Imagery supplied as 30cm pixel resolution (0.3m GSD), 3-band (RGB) uncompressed GeoTIFF. The final spatial accuracy is ±0.6 m @ 68% confidence level in clear open spaces.
Source
Data Acquisition: The aerial photography for this project was captured within the 2015/16 flying season (September 2015 – April 2016) on the following dates: 19 November 2015 28 December 2015 6 January 2016 13 January 2016 23 January 2016 12-13 February 2016 2 March 2016 9 March 2016 13 March 2016 22 March 2016 31 March 2016 14-15 April 2016 21 April 2016 11 September 2016
All photography was captured using Vexcel's digital UltraCam Eagle and UltraCamLp cameras and flown at: 0.3 m GSD: 18,928 ft (5,769 m) flying height 0.3 m GSD: 11,486 ft (3,500 m) flying height Camera Lens: 100 mm (UCE) and 70 mm (UCLp)
Sun Angle Minimum of +35 degrees
Data Processing All aspects of the data processing from imagery processing to DTM creation and ortho production and product deliverables was undertaken in-house by Aerial Surveys staff.
Map Projection All spatial data for this project provided in terms of New Zealand Transverse Mercator 2000 map projection (NZTM2000). The datum is New Zealand Geodetic Datum 2000 (NZGD2000). The height datum is orthometric Moturiki 1953 (sea level).
Image Processing and Aerial Triangulation All imagery has gone through QA checks ensuring there is no cloud cover and cloud shadow. During aerial acquisition the aircraft on-board GPS navigation data and ground base station data collected and post processed. Imagery processed to level 3 and checked for colour correctness/radiometry and even tonal balance across each project area. The aerial triangulation brings together the GPS data and imagery using a two part process which stitches the imagery together using tie point matching for the relative orientation phase and observing ground control points for the absolute orientation phase. LINZ control, 8th order horizontal and 4th order vertical and other existing control from Aerial Surveys control data base were used to strengthen the block adjustment or as independent checks on position during final QA of the ortho imagery. A final report is generated to check RMSE values are within specification.

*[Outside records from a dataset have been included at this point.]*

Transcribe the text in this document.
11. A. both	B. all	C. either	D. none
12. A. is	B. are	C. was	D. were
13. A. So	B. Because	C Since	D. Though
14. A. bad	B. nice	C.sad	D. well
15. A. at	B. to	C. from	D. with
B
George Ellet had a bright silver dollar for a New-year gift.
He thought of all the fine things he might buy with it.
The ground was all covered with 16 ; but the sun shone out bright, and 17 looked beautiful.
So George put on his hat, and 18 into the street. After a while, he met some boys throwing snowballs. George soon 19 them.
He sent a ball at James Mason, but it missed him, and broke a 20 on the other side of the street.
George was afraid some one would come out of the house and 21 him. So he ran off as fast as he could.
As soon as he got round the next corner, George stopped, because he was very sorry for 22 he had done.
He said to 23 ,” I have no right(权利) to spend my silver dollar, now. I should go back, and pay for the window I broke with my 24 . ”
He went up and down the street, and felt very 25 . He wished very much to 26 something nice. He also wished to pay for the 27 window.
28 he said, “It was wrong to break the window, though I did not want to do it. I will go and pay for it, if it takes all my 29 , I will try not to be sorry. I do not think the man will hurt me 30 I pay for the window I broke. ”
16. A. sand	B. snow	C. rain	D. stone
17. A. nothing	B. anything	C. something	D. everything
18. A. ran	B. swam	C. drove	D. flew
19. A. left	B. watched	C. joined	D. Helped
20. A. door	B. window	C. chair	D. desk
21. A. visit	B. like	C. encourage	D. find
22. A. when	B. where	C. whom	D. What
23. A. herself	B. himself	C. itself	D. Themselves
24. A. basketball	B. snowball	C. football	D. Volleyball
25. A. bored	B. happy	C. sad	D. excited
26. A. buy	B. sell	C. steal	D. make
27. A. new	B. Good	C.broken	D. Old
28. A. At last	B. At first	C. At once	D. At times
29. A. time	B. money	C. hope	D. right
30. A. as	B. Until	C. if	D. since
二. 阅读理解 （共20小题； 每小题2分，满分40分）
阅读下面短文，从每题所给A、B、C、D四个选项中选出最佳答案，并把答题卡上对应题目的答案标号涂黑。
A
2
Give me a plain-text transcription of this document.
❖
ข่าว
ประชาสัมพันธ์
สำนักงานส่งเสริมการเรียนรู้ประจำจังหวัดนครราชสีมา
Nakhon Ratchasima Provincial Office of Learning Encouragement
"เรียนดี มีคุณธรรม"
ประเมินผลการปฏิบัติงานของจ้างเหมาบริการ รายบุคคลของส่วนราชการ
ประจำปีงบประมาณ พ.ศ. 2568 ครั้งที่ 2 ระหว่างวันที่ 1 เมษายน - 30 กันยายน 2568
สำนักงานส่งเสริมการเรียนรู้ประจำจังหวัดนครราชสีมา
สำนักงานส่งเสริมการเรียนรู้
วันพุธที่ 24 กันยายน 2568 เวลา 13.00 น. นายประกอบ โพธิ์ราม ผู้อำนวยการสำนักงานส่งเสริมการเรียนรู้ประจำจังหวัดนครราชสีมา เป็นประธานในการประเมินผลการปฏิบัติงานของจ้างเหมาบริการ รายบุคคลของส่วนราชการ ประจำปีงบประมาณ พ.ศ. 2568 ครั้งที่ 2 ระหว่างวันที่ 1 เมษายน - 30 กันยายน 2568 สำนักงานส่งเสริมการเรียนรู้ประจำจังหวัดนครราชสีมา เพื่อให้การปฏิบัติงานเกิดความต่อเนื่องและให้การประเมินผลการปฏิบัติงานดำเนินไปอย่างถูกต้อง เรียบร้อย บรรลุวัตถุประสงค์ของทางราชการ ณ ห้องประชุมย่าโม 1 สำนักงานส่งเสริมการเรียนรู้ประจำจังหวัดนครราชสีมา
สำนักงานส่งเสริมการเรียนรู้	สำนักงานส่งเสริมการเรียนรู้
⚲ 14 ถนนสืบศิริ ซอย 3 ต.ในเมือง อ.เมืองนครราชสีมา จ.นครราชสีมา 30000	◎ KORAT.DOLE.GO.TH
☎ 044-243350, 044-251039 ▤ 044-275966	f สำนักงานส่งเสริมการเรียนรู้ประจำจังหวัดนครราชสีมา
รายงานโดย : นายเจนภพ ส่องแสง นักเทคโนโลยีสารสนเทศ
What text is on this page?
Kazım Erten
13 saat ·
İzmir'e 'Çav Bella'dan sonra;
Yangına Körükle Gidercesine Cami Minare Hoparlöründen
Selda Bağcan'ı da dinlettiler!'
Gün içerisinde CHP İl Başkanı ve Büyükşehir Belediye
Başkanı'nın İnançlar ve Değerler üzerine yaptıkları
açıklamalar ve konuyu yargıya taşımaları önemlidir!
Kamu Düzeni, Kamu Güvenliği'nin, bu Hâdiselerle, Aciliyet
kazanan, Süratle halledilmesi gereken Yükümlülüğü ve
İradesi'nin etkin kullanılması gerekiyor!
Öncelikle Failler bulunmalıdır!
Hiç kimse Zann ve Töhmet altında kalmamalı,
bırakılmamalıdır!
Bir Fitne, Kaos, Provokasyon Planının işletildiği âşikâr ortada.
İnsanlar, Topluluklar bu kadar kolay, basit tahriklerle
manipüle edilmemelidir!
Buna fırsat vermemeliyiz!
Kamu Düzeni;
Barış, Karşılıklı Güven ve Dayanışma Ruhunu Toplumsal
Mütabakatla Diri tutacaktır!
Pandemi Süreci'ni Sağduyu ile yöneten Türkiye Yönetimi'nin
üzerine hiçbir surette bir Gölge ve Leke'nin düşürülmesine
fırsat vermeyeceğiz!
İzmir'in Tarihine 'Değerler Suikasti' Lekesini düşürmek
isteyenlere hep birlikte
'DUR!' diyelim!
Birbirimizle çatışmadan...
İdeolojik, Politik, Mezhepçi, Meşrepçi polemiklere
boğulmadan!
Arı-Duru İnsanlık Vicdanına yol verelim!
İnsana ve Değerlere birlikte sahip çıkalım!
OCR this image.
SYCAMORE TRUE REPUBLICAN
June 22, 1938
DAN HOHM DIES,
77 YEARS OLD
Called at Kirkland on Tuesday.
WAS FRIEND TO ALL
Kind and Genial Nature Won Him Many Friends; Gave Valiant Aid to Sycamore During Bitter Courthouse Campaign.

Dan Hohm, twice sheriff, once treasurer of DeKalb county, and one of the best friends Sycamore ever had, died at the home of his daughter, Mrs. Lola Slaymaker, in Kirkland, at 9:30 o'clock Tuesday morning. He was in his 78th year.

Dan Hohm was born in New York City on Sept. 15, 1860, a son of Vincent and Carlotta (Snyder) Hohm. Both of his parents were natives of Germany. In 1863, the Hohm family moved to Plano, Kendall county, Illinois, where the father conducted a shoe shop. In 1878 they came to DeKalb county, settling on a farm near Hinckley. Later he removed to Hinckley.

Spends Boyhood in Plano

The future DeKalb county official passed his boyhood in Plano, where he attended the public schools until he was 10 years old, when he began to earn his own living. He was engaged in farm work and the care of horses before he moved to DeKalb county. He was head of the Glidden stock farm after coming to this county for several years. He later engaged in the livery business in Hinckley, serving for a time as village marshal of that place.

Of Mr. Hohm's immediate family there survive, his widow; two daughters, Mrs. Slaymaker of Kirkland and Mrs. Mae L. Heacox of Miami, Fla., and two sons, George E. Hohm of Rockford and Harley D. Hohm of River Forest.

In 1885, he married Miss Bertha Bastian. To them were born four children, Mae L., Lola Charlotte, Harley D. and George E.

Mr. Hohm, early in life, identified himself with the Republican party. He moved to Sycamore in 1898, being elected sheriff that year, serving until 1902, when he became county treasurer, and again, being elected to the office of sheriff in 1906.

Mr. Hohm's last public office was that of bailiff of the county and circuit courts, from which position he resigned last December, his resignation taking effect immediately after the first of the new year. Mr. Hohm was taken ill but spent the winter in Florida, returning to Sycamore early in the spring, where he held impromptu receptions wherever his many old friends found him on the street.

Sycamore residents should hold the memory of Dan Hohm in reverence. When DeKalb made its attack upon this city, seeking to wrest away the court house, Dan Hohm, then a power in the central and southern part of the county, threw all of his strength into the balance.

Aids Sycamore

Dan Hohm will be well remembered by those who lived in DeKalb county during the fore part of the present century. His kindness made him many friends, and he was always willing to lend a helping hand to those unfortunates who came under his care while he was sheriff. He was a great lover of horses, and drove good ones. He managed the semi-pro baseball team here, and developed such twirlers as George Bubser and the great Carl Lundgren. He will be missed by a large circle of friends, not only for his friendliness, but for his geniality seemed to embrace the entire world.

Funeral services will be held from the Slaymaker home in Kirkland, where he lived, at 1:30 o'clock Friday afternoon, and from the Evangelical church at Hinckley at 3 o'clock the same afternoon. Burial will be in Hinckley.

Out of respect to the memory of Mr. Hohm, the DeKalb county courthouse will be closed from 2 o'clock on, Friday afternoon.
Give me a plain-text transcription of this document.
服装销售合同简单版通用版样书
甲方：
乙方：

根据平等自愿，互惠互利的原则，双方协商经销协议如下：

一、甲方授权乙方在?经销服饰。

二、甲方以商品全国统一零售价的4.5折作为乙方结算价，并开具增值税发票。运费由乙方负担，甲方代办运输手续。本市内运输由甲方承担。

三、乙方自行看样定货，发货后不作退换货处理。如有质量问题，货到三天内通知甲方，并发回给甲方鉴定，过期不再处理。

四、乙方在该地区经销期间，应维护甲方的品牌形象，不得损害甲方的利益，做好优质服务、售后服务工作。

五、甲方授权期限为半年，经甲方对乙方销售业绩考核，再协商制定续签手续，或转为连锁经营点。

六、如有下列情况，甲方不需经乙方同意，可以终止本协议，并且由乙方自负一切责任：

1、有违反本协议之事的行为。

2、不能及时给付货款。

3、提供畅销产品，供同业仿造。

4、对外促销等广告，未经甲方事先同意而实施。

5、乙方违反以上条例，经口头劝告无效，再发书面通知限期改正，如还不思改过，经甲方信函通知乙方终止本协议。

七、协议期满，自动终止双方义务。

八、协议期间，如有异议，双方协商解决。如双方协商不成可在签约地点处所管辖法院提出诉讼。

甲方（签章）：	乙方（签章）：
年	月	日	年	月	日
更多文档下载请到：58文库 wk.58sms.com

DTM Creation The DTM creation was collected from stereo imagery using photogrammetric techniques, largely automated pixel matching and auto-correlation process that creates mass points of the terrain surface with extensive further manual editing to remove points on water bodies and extensive breaklines added around water bodies and along all ridges, valleys and areas of steep terrain change, such as kerbs, retaining walls, drains. In areas of dense vegetation form lines are collected. The final DTM took the form of breaklines and mass points. A Triangulated Irregular Network (TIN) was then created and used for the ortho rectification process. DTM Accuracy: ±0.6 m @ 68% confidence level in clear open areas (1 sigma)
RGBI Ortho Rectification Process Ortho rectification is the process of removing (from the image) the effects of camera tip/tilt and displacement caused by terrain relief. During this process each frame is 'draped' over the terrain model and the photograph then becomes 'scaled' and 'levelled' in terms of true ground coordinates. The generation of seamlines between frames follow natural physical features such as ridges, valleys, roads and rivers. The seamlines are used for the final ortho mosaic that stitches the imagery together using feather mosaicking techniques. The ortho imagery is then extracted aligned to LINZ 1:5000 sheet tile layout.